For years, clinicians and patients could only notice and accept the fact that four times more women than men are diagnosed with multiple sclerosis. Now, a group of researchers from Washington University School of Medicine in St. Louis are uncovering a potential reason for the disparity, and they recently published a paper in The Journal of Clinical Investigation that describes a sex-related difference in the brain.

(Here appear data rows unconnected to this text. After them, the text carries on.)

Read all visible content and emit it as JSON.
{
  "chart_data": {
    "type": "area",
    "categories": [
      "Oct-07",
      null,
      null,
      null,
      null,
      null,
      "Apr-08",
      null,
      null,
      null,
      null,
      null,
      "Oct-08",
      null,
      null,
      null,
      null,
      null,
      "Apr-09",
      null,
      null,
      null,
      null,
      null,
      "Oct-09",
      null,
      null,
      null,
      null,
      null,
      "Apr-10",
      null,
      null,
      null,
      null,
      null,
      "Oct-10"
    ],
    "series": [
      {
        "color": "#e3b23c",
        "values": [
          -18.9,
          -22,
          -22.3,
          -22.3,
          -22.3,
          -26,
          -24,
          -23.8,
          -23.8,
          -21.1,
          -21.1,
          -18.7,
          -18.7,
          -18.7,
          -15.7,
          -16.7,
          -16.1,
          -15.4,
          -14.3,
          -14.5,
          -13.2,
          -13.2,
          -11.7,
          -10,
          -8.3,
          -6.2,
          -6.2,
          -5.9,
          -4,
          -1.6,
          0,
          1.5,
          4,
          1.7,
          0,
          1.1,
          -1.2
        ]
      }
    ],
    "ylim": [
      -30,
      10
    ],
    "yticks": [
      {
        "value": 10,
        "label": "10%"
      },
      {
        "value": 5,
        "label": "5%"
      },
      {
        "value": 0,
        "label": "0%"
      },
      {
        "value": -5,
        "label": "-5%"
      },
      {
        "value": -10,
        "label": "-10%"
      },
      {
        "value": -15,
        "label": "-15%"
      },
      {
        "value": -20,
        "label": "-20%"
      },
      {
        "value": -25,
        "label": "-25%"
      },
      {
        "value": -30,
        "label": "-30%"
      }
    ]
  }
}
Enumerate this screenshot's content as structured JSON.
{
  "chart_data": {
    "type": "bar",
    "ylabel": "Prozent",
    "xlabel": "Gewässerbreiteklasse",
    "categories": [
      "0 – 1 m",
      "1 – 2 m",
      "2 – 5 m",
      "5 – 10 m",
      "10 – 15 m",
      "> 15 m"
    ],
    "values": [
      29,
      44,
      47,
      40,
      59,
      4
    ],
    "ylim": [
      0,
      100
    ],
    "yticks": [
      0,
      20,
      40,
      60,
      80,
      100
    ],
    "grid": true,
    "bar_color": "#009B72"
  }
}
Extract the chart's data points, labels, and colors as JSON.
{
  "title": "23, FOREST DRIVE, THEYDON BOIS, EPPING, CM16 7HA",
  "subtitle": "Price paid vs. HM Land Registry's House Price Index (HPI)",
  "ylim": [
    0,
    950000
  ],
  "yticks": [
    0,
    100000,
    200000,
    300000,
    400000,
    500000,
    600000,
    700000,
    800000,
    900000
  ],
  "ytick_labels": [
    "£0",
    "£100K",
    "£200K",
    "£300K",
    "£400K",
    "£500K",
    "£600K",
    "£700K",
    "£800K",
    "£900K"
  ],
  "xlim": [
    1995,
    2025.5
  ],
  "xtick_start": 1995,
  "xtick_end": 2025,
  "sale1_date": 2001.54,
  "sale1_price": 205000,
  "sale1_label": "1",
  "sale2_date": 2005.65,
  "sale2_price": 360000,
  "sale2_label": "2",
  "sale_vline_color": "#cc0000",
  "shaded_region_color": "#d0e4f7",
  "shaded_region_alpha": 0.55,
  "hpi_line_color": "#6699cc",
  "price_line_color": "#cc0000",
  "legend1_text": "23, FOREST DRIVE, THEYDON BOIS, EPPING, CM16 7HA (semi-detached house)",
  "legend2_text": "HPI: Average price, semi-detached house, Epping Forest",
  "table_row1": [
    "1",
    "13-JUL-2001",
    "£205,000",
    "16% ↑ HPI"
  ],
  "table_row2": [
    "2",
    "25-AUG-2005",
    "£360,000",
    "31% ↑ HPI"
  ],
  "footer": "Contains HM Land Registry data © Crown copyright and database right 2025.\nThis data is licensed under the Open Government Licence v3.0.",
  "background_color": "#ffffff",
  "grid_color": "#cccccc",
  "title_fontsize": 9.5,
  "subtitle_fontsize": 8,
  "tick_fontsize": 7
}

Experimental autoimmune encephalomyelitis (EAE) is a mouse model of multiple sclerosis in which females are affected more often than males. The team of researchers used EAE mice to probe gene activity in the brains of male and female mice, and 20 genes were found to be active at different levels in damaged regions of the female brain. One of these genes, S1PR2, showed increased activity, which was of interest because sphingosine-1-phophate receptors (S1PRs) regulate vascular permeability.

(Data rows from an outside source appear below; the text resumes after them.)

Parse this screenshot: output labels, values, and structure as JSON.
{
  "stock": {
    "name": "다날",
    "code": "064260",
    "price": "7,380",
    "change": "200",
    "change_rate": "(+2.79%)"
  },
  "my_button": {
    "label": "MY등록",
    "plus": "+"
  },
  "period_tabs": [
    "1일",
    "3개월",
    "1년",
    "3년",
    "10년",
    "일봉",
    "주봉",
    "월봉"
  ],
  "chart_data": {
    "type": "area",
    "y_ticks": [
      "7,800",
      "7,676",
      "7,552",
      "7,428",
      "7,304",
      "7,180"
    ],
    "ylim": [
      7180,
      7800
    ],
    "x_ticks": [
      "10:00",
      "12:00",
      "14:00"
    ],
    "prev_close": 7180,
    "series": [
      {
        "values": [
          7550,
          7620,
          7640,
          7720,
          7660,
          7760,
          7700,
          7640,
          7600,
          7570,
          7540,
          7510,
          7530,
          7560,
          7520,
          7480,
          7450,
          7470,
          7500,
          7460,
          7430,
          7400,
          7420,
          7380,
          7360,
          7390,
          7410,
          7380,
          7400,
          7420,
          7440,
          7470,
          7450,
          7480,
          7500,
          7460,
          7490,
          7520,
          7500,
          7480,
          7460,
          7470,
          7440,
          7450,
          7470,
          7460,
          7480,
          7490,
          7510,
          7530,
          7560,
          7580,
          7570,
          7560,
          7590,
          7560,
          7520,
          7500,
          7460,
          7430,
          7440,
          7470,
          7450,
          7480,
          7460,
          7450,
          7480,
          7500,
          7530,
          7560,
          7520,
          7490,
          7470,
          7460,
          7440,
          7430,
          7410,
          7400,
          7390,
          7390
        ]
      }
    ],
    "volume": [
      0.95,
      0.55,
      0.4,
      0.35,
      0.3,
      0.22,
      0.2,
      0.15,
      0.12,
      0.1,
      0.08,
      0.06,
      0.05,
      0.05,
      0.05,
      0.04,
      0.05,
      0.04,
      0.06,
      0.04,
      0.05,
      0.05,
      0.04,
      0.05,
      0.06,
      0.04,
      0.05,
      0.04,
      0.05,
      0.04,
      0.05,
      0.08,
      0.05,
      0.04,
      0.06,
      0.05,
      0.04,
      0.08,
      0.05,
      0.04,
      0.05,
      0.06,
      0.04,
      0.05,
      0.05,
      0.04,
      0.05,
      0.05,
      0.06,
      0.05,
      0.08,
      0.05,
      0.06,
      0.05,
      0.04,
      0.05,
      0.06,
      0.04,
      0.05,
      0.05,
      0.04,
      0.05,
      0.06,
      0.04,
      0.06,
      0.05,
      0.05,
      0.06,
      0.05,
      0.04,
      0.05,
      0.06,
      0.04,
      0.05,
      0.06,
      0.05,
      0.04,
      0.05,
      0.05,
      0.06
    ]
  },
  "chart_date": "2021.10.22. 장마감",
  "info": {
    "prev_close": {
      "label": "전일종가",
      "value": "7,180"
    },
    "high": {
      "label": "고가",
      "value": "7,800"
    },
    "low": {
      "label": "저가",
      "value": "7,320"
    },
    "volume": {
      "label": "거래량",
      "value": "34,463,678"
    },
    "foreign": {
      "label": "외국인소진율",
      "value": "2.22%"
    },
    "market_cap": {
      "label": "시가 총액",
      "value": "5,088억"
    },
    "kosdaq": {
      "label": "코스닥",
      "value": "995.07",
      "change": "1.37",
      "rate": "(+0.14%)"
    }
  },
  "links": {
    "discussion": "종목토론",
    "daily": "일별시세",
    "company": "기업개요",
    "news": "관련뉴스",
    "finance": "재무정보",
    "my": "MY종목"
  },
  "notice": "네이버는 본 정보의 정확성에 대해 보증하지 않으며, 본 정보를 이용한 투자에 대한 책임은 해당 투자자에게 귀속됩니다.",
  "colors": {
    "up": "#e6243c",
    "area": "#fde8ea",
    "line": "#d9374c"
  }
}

Probing further, the team found S1PR2 was intimately related to opening the blood-brain-barrier. “It was a ‘Bingo!’ moment–our genetic studies led us right to this receptor,” said senior author Robyn Klein, MD, PhD, in a press release. “When we looked at [S1PR2’s] function in mice, we found that it can determine whether immune cells cross blood vessels into the brain. These cells cause the inflammation that leads to multiple sclerosis.” Inflammation in the brain damages the myelin sheath around nerve cells in the brain and spinal column. When myelin is damaged, nerve cell communication suffers and the symptoms of multiple sclerosis become apparent.
The team found that not only did female EAE mice have higher S1PR2 than male mice, but also more multiple sclerosis patients have S1PR2 than unaffected individuals. Female patients have more S1PR2 than male patients, and the highest levels were seen in two female patients with irregular symptom flare-ups.

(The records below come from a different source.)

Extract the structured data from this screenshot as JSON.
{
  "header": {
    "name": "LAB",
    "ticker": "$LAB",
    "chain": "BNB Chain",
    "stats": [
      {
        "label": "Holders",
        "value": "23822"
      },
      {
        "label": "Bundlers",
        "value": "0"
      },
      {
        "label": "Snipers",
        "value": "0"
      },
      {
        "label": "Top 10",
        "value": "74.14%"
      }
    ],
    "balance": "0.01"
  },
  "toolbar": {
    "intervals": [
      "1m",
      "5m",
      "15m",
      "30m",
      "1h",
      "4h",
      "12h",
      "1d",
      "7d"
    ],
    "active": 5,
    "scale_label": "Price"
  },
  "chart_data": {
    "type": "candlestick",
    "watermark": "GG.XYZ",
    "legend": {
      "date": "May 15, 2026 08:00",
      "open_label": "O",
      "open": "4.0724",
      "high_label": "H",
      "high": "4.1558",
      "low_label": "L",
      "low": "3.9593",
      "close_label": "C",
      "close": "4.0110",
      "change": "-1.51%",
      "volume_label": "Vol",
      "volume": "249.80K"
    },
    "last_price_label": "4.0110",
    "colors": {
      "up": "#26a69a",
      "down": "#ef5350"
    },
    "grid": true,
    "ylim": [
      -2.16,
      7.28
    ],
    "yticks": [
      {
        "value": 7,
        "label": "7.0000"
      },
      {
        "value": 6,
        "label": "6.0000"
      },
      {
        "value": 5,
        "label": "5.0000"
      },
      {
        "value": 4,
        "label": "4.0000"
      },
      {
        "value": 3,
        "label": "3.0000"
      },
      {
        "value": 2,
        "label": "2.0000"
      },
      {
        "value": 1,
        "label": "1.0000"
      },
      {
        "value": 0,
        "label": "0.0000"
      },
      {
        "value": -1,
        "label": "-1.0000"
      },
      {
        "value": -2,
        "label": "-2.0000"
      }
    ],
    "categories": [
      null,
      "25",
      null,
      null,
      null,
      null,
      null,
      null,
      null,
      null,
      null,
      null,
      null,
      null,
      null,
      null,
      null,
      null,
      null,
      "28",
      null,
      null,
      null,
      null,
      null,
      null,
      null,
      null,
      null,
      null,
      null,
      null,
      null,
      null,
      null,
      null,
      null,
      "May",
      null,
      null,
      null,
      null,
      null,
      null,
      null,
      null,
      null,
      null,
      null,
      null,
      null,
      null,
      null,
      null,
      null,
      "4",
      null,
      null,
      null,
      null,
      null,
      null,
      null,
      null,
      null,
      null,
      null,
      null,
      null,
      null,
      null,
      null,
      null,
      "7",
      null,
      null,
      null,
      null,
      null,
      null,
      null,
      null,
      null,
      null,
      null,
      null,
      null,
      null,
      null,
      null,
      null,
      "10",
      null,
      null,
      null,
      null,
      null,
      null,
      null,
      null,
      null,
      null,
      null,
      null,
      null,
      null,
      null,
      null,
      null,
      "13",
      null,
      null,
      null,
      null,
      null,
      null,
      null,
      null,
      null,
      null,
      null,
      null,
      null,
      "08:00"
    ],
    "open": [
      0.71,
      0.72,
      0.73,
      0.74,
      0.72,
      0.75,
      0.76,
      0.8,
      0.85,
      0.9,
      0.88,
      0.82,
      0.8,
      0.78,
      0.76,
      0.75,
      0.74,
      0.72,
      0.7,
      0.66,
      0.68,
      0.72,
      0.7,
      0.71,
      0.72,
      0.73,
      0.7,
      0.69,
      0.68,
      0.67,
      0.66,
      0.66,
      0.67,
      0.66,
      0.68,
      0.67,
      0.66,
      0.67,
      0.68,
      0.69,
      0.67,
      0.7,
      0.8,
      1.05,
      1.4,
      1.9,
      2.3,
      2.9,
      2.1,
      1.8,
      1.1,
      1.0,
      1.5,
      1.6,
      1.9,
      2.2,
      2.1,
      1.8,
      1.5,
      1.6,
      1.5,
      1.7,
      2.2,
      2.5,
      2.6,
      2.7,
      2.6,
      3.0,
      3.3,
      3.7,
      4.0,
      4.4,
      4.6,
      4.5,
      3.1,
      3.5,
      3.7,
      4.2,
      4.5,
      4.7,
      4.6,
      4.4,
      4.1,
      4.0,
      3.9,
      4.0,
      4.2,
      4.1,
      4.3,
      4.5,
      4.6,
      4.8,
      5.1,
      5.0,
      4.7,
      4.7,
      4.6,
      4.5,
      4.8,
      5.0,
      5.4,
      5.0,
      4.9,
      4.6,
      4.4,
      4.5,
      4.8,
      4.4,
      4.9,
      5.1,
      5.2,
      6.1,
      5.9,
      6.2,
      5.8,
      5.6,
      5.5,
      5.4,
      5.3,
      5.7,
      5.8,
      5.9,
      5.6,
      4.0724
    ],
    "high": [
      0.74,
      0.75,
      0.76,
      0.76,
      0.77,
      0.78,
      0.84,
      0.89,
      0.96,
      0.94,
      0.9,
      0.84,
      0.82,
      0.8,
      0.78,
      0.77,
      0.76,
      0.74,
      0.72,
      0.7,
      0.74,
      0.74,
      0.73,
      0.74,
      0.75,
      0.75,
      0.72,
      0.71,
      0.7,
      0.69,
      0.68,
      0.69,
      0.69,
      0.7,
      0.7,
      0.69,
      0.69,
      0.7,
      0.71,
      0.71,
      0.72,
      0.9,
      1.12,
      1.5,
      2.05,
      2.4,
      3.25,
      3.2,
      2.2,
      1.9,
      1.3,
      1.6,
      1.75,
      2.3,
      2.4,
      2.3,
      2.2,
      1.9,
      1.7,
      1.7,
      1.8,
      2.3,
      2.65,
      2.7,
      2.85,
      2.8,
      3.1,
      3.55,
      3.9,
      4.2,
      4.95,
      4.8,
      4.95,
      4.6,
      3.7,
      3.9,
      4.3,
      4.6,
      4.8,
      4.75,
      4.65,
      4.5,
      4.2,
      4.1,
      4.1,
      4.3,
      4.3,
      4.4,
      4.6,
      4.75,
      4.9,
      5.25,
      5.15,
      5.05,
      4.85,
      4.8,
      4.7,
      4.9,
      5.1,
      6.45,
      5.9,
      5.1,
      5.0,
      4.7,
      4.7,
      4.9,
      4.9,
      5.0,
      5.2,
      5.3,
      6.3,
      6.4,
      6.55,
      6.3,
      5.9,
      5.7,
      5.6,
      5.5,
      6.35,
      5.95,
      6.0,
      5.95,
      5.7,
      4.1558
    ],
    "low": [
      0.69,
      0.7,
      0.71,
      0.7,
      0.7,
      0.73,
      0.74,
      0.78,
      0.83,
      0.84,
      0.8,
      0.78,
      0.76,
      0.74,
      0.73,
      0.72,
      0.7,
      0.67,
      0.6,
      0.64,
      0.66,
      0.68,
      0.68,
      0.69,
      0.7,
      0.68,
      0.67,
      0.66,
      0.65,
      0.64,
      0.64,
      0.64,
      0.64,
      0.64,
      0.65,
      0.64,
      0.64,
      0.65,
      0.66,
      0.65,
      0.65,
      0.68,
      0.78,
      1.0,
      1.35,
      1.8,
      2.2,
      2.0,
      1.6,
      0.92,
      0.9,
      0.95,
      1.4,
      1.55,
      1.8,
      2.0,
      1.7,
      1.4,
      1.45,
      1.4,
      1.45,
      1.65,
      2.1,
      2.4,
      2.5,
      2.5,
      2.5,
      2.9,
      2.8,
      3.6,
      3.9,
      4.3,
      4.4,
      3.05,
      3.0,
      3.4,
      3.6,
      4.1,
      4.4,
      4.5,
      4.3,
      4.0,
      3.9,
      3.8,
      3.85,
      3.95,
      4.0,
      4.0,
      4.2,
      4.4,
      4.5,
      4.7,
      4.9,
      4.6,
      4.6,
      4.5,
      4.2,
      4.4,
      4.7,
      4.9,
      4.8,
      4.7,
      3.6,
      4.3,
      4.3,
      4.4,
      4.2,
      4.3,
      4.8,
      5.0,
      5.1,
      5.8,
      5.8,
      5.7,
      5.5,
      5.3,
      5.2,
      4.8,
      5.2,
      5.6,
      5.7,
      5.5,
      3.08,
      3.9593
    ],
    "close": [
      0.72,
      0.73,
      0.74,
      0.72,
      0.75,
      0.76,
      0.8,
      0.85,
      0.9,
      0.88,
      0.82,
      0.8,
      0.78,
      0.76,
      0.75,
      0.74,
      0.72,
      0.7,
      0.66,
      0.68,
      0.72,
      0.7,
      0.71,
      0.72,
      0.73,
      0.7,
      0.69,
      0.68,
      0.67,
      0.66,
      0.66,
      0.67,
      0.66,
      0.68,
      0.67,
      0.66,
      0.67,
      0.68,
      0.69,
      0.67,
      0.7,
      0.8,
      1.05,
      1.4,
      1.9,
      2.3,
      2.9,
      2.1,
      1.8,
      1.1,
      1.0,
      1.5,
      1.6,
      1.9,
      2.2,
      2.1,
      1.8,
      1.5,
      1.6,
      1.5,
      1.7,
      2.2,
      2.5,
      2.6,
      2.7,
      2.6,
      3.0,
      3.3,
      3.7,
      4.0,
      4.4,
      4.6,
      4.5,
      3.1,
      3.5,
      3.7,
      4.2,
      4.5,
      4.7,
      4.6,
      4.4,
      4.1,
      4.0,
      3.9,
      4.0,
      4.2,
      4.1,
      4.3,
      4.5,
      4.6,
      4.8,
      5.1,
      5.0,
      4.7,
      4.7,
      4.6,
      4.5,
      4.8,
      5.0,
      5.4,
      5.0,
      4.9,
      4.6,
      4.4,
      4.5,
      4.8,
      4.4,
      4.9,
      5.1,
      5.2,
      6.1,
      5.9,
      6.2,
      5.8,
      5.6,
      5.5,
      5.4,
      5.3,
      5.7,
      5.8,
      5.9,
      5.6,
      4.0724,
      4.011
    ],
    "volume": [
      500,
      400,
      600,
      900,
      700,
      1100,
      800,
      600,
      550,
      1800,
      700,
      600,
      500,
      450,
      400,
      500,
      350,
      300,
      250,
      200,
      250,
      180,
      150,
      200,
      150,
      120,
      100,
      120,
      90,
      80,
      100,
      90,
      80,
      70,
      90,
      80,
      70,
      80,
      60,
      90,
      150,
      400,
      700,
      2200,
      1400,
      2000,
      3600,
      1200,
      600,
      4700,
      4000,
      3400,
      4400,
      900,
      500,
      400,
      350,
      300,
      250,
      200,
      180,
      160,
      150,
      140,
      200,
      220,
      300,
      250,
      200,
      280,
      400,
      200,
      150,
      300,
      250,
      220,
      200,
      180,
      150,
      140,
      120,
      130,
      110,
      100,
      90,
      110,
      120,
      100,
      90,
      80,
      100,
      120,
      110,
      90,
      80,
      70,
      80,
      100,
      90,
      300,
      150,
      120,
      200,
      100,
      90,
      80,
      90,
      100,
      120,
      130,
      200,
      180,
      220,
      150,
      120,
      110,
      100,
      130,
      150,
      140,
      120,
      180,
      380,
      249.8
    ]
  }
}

Dr. Klein hopes to bring these findings to the clinic in the form of a tracer that monitors S1PR2 levels in the brain. She is collaborating with chemists to make this possible with goals of increasing the knowledge of how S1PR2 contributes to multiple sclerosis. It is not yet possible to block the action of S1PR2 using drugs, as the investigational multiple sclerosis drug in clinical trials to block other types of S1PRs is not effective against S1PR2. However, this study “is an exciting first step in resolving the mystery of why multiple sclerosis rates are dramatically higher in women and in finding better ways to reduce the incidence of this disorder and control symptoms,” said Dr. Klein.